Deductions Applicable for Income from Other Sources under section 57 of the I-T Act
According to section 57 of the IT Act, any assessee earning income from other sources can claim deductions of the following expenses while calculating their income-
- In the case of income from mutual funds, specified companies, or dividends:
Interest expenditure is allowed as a deduction subject to a maximum of 20% of such income.
- In case of interest on securities:
Any amount paid as commission or remuneration to any other person.
- In case of interest on the compensation of compulsory acquisition:
The amount equal to 50% of such income shall be allowed as a deduction, and no deduction shall be allowed under any other clause of this section.
- Family Pension:
A deduction of a sum equal to 33-1/3 % of such income or INR 15,000, whichever is less, is allowed.
- Any other expenditure not in the nature of capital expenditure expended wholly and exclusively to earn such income.
Deductions not allowed under section 58 of the I-T Act.
- Any personal expense that the assessee bears.
- Any interest taxable under the I-T Act is payable outside India, but neither tax has been paid nor TDS deducted.
- Any payment is taxable under the head “Salaries” if it is payable outside India unless tax has been paid or deducted at source.
- Where 30% TDS has to be deducted from any sum payable to a resident and such tax has not been deducted or after deduction has not been paid on or before the due date of return filing under section 139(1).
- Any expenditure in which a payment is made in cash exceeding INR 10,000 to a person in a day.
Many passive income streams, such as dividends, interest, and rent, are taxable as income from other sources. A majority of us earn some form of these passive streams of income. Therefore, it is important to know about income from other sources and the available deductions so that you can disclose your income under the correct head in your tax return and the expenses you are entitled to claim under the Income Tax Act.

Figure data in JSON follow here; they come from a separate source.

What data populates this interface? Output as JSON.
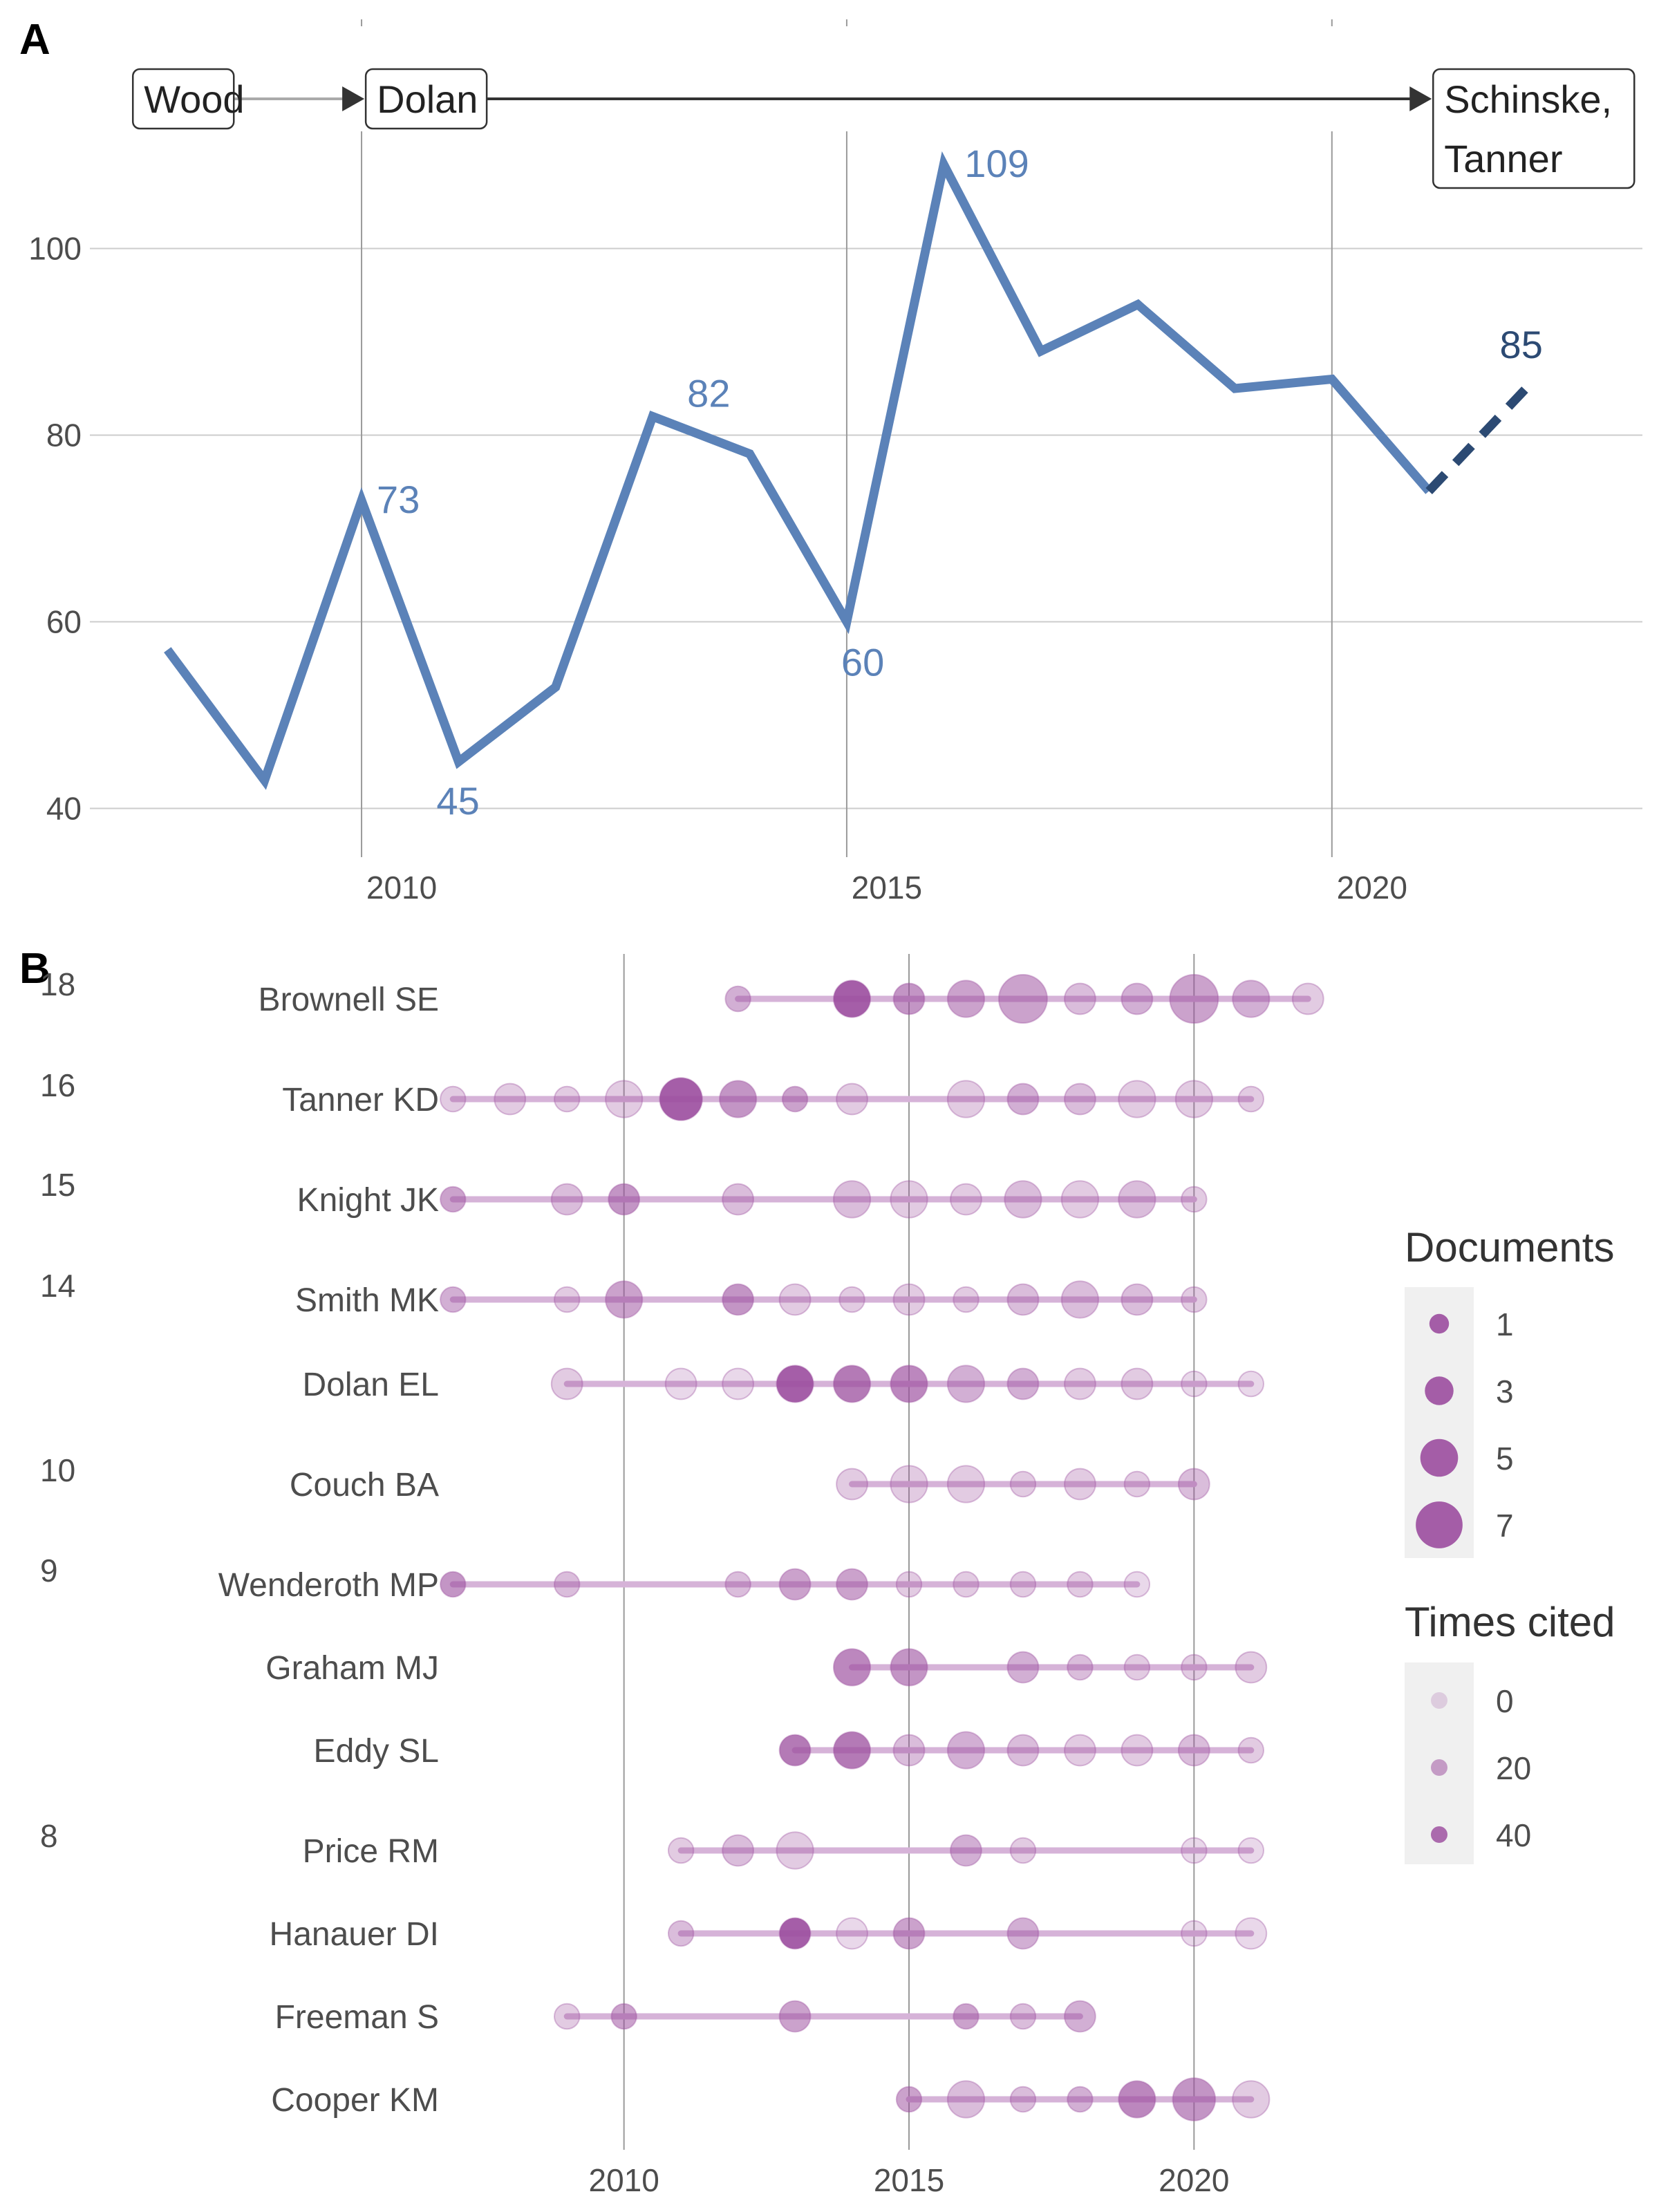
{
  "chart_data": [
    {
      "panel": "A",
      "type": "line",
      "x": [
        2008,
        2009,
        2010,
        2011,
        2012,
        2013,
        2014,
        2015,
        2016,
        2017,
        2018,
        2019,
        2020,
        2021
      ],
      "y": [
        57,
        43,
        73,
        45,
        53,
        82,
        78,
        60,
        109,
        89,
        94,
        85,
        86,
        74
      ],
      "projected": {
        "x": [
          2021,
          2022
        ],
        "y": [
          74,
          85
        ]
      },
      "point_labels": [
        {
          "x": 2010,
          "y": 73,
          "text": "73"
        },
        {
          "x": 2011,
          "y": 45,
          "text": "45"
        },
        {
          "x": 2013,
          "y": 82,
          "text": "82"
        },
        {
          "x": 2015,
          "y": 60,
          "text": "60"
        },
        {
          "x": 2016,
          "y": 109,
          "text": "109"
        },
        {
          "x": 2022,
          "y": 85,
          "text": "85"
        }
      ],
      "xticks": [
        2010,
        2015,
        2020
      ],
      "yticks": [
        40,
        60,
        80,
        100
      ],
      "xlim": [
        2007.2,
        2023.2
      ],
      "ylim": [
        37,
        117
      ],
      "grid": true,
      "line_color": "#5b82b8",
      "projection_color": "#2c4a73",
      "annotations": [
        {
          "x": 2007.8,
          "text": [
            "Wood"
          ]
        },
        {
          "x": 2010.2,
          "text": [
            "Dolan"
          ]
        },
        {
          "x": 2021.2,
          "text": [
            "Schinske,",
            "Tanner"
          ]
        }
      ]
    },
    {
      "panel": "B",
      "type": "scatter",
      "xticks": [
        2010,
        2015,
        2020
      ],
      "xlim": [
        2007.3,
        2022.7
      ],
      "grid": true,
      "point_color": "#9b4d9e",
      "legend_position": "right",
      "rows": [
        {
          "author": "Brownell SE",
          "count": "18",
          "points": [
            [
              2012,
              1,
              15
            ],
            [
              2014,
              3,
              45
            ],
            [
              2015,
              2,
              25
            ],
            [
              2016,
              3,
              20
            ],
            [
              2017,
              5,
              20
            ],
            [
              2018,
              2,
              10
            ],
            [
              2019,
              2,
              15
            ],
            [
              2020,
              5,
              20
            ],
            [
              2021,
              3,
              15
            ],
            [
              2022,
              2,
              5
            ]
          ]
        },
        {
          "author": "Tanner KD",
          "count": "16",
          "points": [
            [
              2007,
              1,
              5
            ],
            [
              2008,
              2,
              5
            ],
            [
              2009,
              1,
              5
            ],
            [
              2010,
              3,
              5
            ],
            [
              2011,
              4,
              45
            ],
            [
              2012,
              3,
              25
            ],
            [
              2013,
              1,
              20
            ],
            [
              2014,
              2,
              5
            ],
            [
              2016,
              3,
              5
            ],
            [
              2017,
              2,
              15
            ],
            [
              2018,
              2,
              10
            ],
            [
              2019,
              3,
              5
            ],
            [
              2020,
              3,
              5
            ],
            [
              2021,
              1,
              5
            ]
          ]
        },
        {
          "author": "Knight JK",
          "count": "15",
          "points": [
            [
              2007,
              1,
              20
            ],
            [
              2009,
              2,
              10
            ],
            [
              2010,
              2,
              25
            ],
            [
              2012,
              2,
              10
            ],
            [
              2014,
              3,
              10
            ],
            [
              2015,
              3,
              5
            ],
            [
              2016,
              2,
              5
            ],
            [
              2017,
              3,
              10
            ],
            [
              2018,
              3,
              5
            ],
            [
              2019,
              3,
              10
            ],
            [
              2020,
              1,
              5
            ]
          ]
        },
        {
          "author": "Smith MK",
          "count": "14",
          "points": [
            [
              2007,
              1,
              15
            ],
            [
              2009,
              1,
              5
            ],
            [
              2010,
              3,
              20
            ],
            [
              2012,
              2,
              25
            ],
            [
              2013,
              2,
              5
            ],
            [
              2014,
              1,
              5
            ],
            [
              2015,
              2,
              5
            ],
            [
              2016,
              1,
              5
            ],
            [
              2017,
              2,
              10
            ],
            [
              2018,
              3,
              10
            ],
            [
              2019,
              2,
              10
            ],
            [
              2020,
              1,
              5
            ]
          ]
        },
        {
          "author": "Dolan EL",
          "count": "",
          "points": [
            [
              2009,
              2,
              5
            ],
            [
              2011,
              2,
              0
            ],
            [
              2012,
              2,
              0
            ],
            [
              2013,
              3,
              45
            ],
            [
              2014,
              3,
              35
            ],
            [
              2015,
              3,
              30
            ],
            [
              2016,
              3,
              15
            ],
            [
              2017,
              2,
              15
            ],
            [
              2018,
              2,
              5
            ],
            [
              2019,
              2,
              5
            ],
            [
              2020,
              1,
              0
            ],
            [
              2021,
              1,
              0
            ]
          ]
        },
        {
          "author": "Couch BA",
          "count": "10",
          "points": [
            [
              2014,
              2,
              5
            ],
            [
              2015,
              3,
              5
            ],
            [
              2016,
              3,
              5
            ],
            [
              2017,
              1,
              5
            ],
            [
              2018,
              2,
              5
            ],
            [
              2019,
              1,
              5
            ],
            [
              2020,
              2,
              10
            ]
          ]
        },
        {
          "author": "Wenderoth MP",
          "count": "9",
          "points": [
            [
              2007,
              1,
              25
            ],
            [
              2009,
              1,
              10
            ],
            [
              2012,
              1,
              10
            ],
            [
              2013,
              2,
              20
            ],
            [
              2014,
              2,
              20
            ],
            [
              2015,
              1,
              5
            ],
            [
              2016,
              1,
              5
            ],
            [
              2017,
              1,
              5
            ],
            [
              2018,
              1,
              5
            ],
            [
              2019,
              1,
              0
            ]
          ]
        },
        {
          "author": "Graham MJ",
          "count": "",
          "points": [
            [
              2014,
              3,
              30
            ],
            [
              2015,
              3,
              25
            ],
            [
              2017,
              2,
              15
            ],
            [
              2018,
              1,
              10
            ],
            [
              2019,
              1,
              5
            ],
            [
              2020,
              1,
              5
            ],
            [
              2021,
              2,
              5
            ]
          ]
        },
        {
          "author": "Eddy SL",
          "count": "",
          "points": [
            [
              2013,
              2,
              35
            ],
            [
              2014,
              3,
              35
            ],
            [
              2015,
              2,
              10
            ],
            [
              2016,
              3,
              15
            ],
            [
              2017,
              2,
              10
            ],
            [
              2018,
              2,
              5
            ],
            [
              2019,
              2,
              5
            ],
            [
              2020,
              2,
              10
            ],
            [
              2021,
              1,
              5
            ]
          ]
        },
        {
          "author": "Price RM",
          "count": "8",
          "points": [
            [
              2011,
              1,
              5
            ],
            [
              2012,
              2,
              10
            ],
            [
              2013,
              3,
              5
            ],
            [
              2016,
              2,
              15
            ],
            [
              2017,
              1,
              5
            ],
            [
              2020,
              1,
              0
            ],
            [
              2021,
              1,
              0
            ]
          ]
        },
        {
          "author": "Hanauer DI",
          "count": "",
          "points": [
            [
              2011,
              1,
              10
            ],
            [
              2013,
              2,
              45
            ],
            [
              2014,
              2,
              0
            ],
            [
              2015,
              2,
              20
            ],
            [
              2017,
              2,
              15
            ],
            [
              2020,
              1,
              0
            ],
            [
              2021,
              2,
              0
            ]
          ]
        },
        {
          "author": "Freeman S",
          "count": "",
          "points": [
            [
              2009,
              1,
              5
            ],
            [
              2010,
              1,
              20
            ],
            [
              2013,
              2,
              20
            ],
            [
              2016,
              1,
              20
            ],
            [
              2017,
              1,
              10
            ],
            [
              2018,
              2,
              15
            ]
          ]
        },
        {
          "author": "Cooper KM",
          "count": "",
          "points": [
            [
              2015,
              1,
              20
            ],
            [
              2016,
              3,
              10
            ],
            [
              2017,
              1,
              10
            ],
            [
              2018,
              1,
              15
            ],
            [
              2019,
              3,
              30
            ],
            [
              2020,
              4,
              25
            ],
            [
              2021,
              3,
              5
            ]
          ]
        }
      ],
      "legend_documents": {
        "title": "Documents",
        "values": [
          1,
          3,
          5,
          7
        ]
      },
      "legend_cited": {
        "title": "Times cited",
        "values": [
          0,
          20,
          40
        ]
      }
    }
  ],
  "labels": {
    "panel_a": "A",
    "panel_b": "B"
  }
}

Frequently Asked Questions
I have won a lottery of ₹10 lakh. Would tax be deducted from the same? How much tax do I have to pay if tax is not deducted?
Yes, tax at the rate of 30% should be deducted under Section 194B since your winning is more than ₹10,000. Even if tax is not deducted, your winning will be subject to tax at the same rate of 30% under Section 115BB.

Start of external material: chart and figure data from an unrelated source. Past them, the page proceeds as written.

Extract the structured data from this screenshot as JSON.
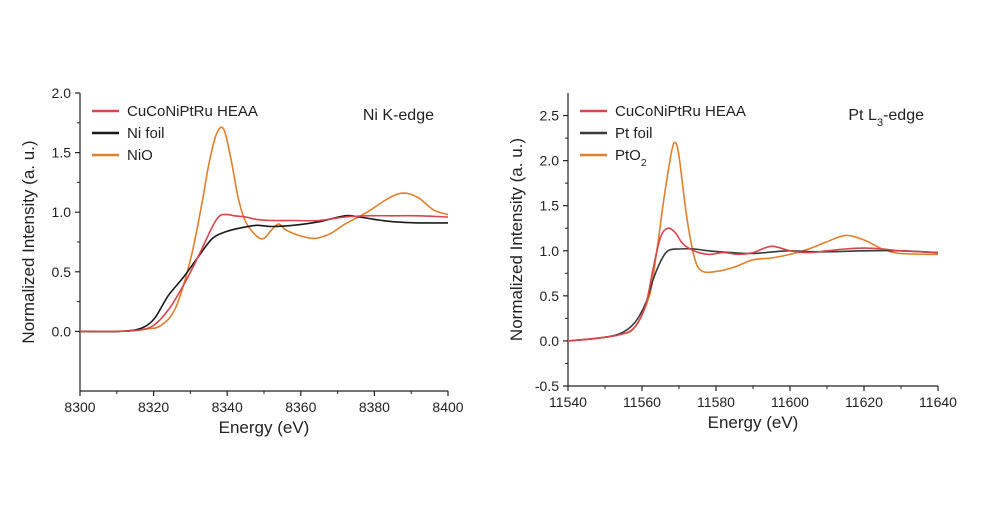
{
  "chart_data": [
    {
      "type": "line",
      "id": "left",
      "annotation_main": "Ni K-edge",
      "annotation_sub": "",
      "annotation_tail": "",
      "xlabel": "Energy (eV)",
      "ylabel": "Normalized Intensity (a. u.)",
      "xlim": [
        8300,
        8400
      ],
      "ylim": [
        -0.5,
        2.0
      ],
      "xticks": [
        8300,
        8320,
        8340,
        8360,
        8380,
        8400
      ],
      "yticks": [
        0.0,
        0.5,
        1.0,
        1.5,
        2.0
      ],
      "ytick_labels": [
        "0.0",
        "0.5",
        "1.0",
        "1.5",
        "2.0"
      ],
      "legend": "top-left",
      "series": [
        {
          "name": "CuCoNiPtRu HEAA",
          "name_sub": "",
          "color": "#d8454d",
          "x": [
            8300,
            8310,
            8316,
            8320,
            8324,
            8328,
            8332,
            8336,
            8338,
            8340,
            8342,
            8345,
            8348,
            8352,
            8358,
            8365,
            8372,
            8378,
            8385,
            8392,
            8400
          ],
          "y": [
            0.0,
            0.0,
            0.01,
            0.05,
            0.18,
            0.38,
            0.62,
            0.88,
            0.97,
            0.98,
            0.97,
            0.96,
            0.94,
            0.93,
            0.93,
            0.93,
            0.96,
            0.97,
            0.97,
            0.97,
            0.96
          ]
        },
        {
          "name": "Ni foil",
          "name_sub": "",
          "color": "#1a1a1a",
          "x": [
            8300,
            8310,
            8316,
            8320,
            8324,
            8328,
            8332,
            8336,
            8340,
            8344,
            8348,
            8352,
            8358,
            8365,
            8372,
            8376,
            8380,
            8385,
            8392,
            8400
          ],
          "y": [
            0.0,
            0.0,
            0.02,
            0.1,
            0.3,
            0.45,
            0.62,
            0.78,
            0.84,
            0.87,
            0.89,
            0.88,
            0.89,
            0.92,
            0.97,
            0.96,
            0.94,
            0.92,
            0.91,
            0.91
          ]
        },
        {
          "name": "NiO",
          "name_sub": "",
          "color": "#e07f2c",
          "x": [
            8300,
            8310,
            8318,
            8322,
            8326,
            8330,
            8333,
            8335,
            8337,
            8339,
            8341,
            8343,
            8345,
            8348,
            8350,
            8352,
            8354,
            8356,
            8360,
            8364,
            8368,
            8372,
            8378,
            8384,
            8388,
            8392,
            8396,
            8400
          ],
          "y": [
            0.0,
            0.0,
            0.02,
            0.05,
            0.2,
            0.6,
            1.05,
            1.4,
            1.65,
            1.7,
            1.45,
            1.12,
            0.92,
            0.8,
            0.78,
            0.85,
            0.9,
            0.85,
            0.8,
            0.78,
            0.82,
            0.9,
            1.0,
            1.12,
            1.16,
            1.12,
            1.02,
            0.98
          ]
        }
      ]
    },
    {
      "type": "line",
      "id": "right",
      "annotation_main": "Pt L",
      "annotation_sub": "3",
      "annotation_tail": "-edge",
      "xlabel": "Energy (eV)",
      "ylabel": "Normalized Intensity (a. u.)",
      "xlim": [
        11540,
        11640
      ],
      "ylim": [
        -0.5,
        2.75
      ],
      "xticks": [
        11540,
        11560,
        11580,
        11600,
        11620,
        11640
      ],
      "yticks": [
        -0.5,
        0.0,
        0.5,
        1.0,
        1.5,
        2.0,
        2.5
      ],
      "ytick_labels": [
        "-0.5",
        "0.0",
        "0.5",
        "1.0",
        "1.5",
        "2.0",
        "2.5"
      ],
      "legend": "top-left",
      "series": [
        {
          "name": "CuCoNiPtRu HEAA",
          "name_sub": "",
          "color": "#d8454d",
          "x": [
            11540,
            11548,
            11554,
            11558,
            11561,
            11563,
            11565,
            11567,
            11569,
            11571,
            11574,
            11578,
            11582,
            11586,
            11590,
            11595,
            11600,
            11605,
            11610,
            11615,
            11620,
            11625,
            11630,
            11640
          ],
          "y": [
            0.0,
            0.03,
            0.07,
            0.15,
            0.4,
            0.8,
            1.15,
            1.25,
            1.2,
            1.08,
            1.0,
            0.96,
            0.98,
            0.96,
            0.98,
            1.05,
            1.0,
            0.98,
            1.0,
            1.02,
            1.03,
            1.02,
            1.0,
            0.98
          ]
        },
        {
          "name": "Pt foil",
          "name_sub": "",
          "color": "#3a3a3a",
          "x": [
            11540,
            11548,
            11554,
            11558,
            11561,
            11563,
            11565,
            11567,
            11570,
            11574,
            11578,
            11584,
            11590,
            11596,
            11600,
            11606,
            11612,
            11620,
            11630,
            11640
          ],
          "y": [
            0.0,
            0.03,
            0.08,
            0.2,
            0.42,
            0.68,
            0.88,
            1.0,
            1.02,
            1.02,
            1.0,
            0.98,
            0.97,
            0.99,
            1.0,
            0.99,
            0.99,
            1.0,
            1.0,
            0.98
          ]
        },
        {
          "name": "PtO",
          "name_sub": "2",
          "color": "#e07f2c",
          "x": [
            11540,
            11548,
            11554,
            11558,
            11562,
            11564,
            11566,
            11568,
            11569,
            11570,
            11572,
            11574,
            11576,
            11580,
            11585,
            11590,
            11595,
            11600,
            11605,
            11610,
            11615,
            11620,
            11625,
            11630,
            11640
          ],
          "y": [
            0.0,
            0.03,
            0.07,
            0.15,
            0.5,
            1.0,
            1.6,
            2.1,
            2.2,
            2.05,
            1.4,
            0.95,
            0.78,
            0.77,
            0.82,
            0.9,
            0.92,
            0.96,
            1.02,
            1.1,
            1.17,
            1.12,
            1.02,
            0.97,
            0.96
          ]
        }
      ]
    }
  ]
}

Can I claim a deduction under Section 80TTA for interest on fixed deposits?
No, you cannot claim a deduction for interest on fixed deposits. The interest would be taxable as per the slab rate applicable to you. However, senior citizens can claim a deduction of up to ₹50,000 under Section 80TTB.
Is cash received as a gift on the occasion of marriage taxable?

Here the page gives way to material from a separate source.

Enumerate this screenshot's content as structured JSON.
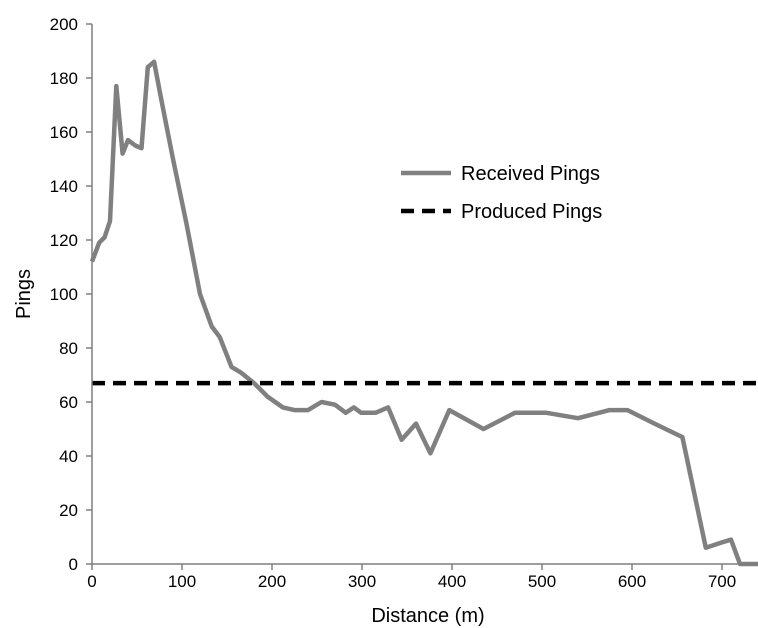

Any amount of cash received at the time of marriage is not taxable.
I have a fixed deposit and a savings account with a bank. Would tax be deducted from the interest earned by me?
Tax should be deducted by your bank under section 194A at the rate of 10% on interest on fixed deposits if the total amount of interest earned by you in the financial year is ₹40,000 or more (₹50,000 for senior citizens). Since Section 194A excludes savings bank interest from the applicability of TDS, no tax should be deducted by your bank.